According to Dateline, in 2016, Wright was acquitted in a retrial. He also won a $9.85 million settlement in a civil lawsuit against the city of Philadelphia.


Clarence Moses-EL

This is one of the strangest and most tragic cases in Dateline’s history. It all started with an identification made… in a dream, just like the Ryan Ferguson case.

The conviction:

In 1988, Moses-EL was sentenced to 48 years for a brutal assault and rape in Denver. The victim couldn’t identify her attacker at first. But later, she told police the identity “came to her in a dream.” That dream became the foundation of the case against him.

The reality:

Moses-EL fought for decades to get DNA testing done, but the Denver Police Department destroyed the evidence, accidentally, and despite a court order to preserve it. Years later, another man sent a letter from prison confessing to the crime.

The outcome:

After 28 years behind bars, Moses-EL finally got a new trial. In 2016, he was acquitted, and the state of Colorado awarded him nearly $2 million in compensation, an acknowledgment for nearly three decades of lost life.


These Dateline-covered stories of Ferguson, Faria, Wright, Ogrod, Rosario, and Moses‑EL reveal that the justice system is far from perfect.

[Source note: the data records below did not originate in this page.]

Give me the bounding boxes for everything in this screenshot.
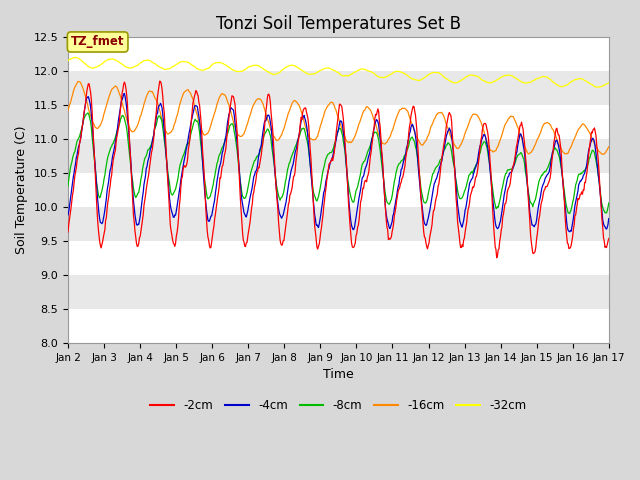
Bar: [68, 241, 609, 275]
Bar: [68, 139, 609, 173]
Text: TZ_fmet: TZ_fmet: [71, 36, 124, 48]
Legend: -2cm, -4cm, -8cm, -16cm, -32cm: -2cm, -4cm, -8cm, -16cm, -32cm: [146, 395, 531, 417]
Bar: [68, 207, 609, 241]
Bar: [68, 37, 609, 71]
Bar: [68, 105, 609, 139]
Bar: [68, 309, 609, 343]
Bar: [68, 173, 609, 207]
Bar: [68, 275, 609, 309]
Bar: [68, 71, 609, 105]
Title: Tonzi Soil Temperatures Set B: Tonzi Soil Temperatures Set B: [216, 15, 461, 33]
X-axis label: Time: Time: [323, 368, 354, 381]
Y-axis label: Soil Temperature (C): Soil Temperature (C): [15, 126, 28, 254]
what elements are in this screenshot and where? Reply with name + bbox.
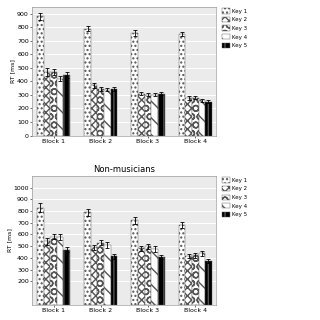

At the same time, these cases show what persistence really looks like in this system. Lawyers who stay long after the headlines fade. Journalists who keep pulling at loose threads. Groups like the Innocence Project step in when everyone else has moved on. Freedom helps, but it doesn’t give the years back. And justice, as these stories make clear, can’t stop at a single verdict. It has to keep going.

It’s a responsibility to question, examine, and make sure the innocent are never left behind. Cases like the ones we discussed are still very much prevalent, and now and then, many are being wrongly convicted.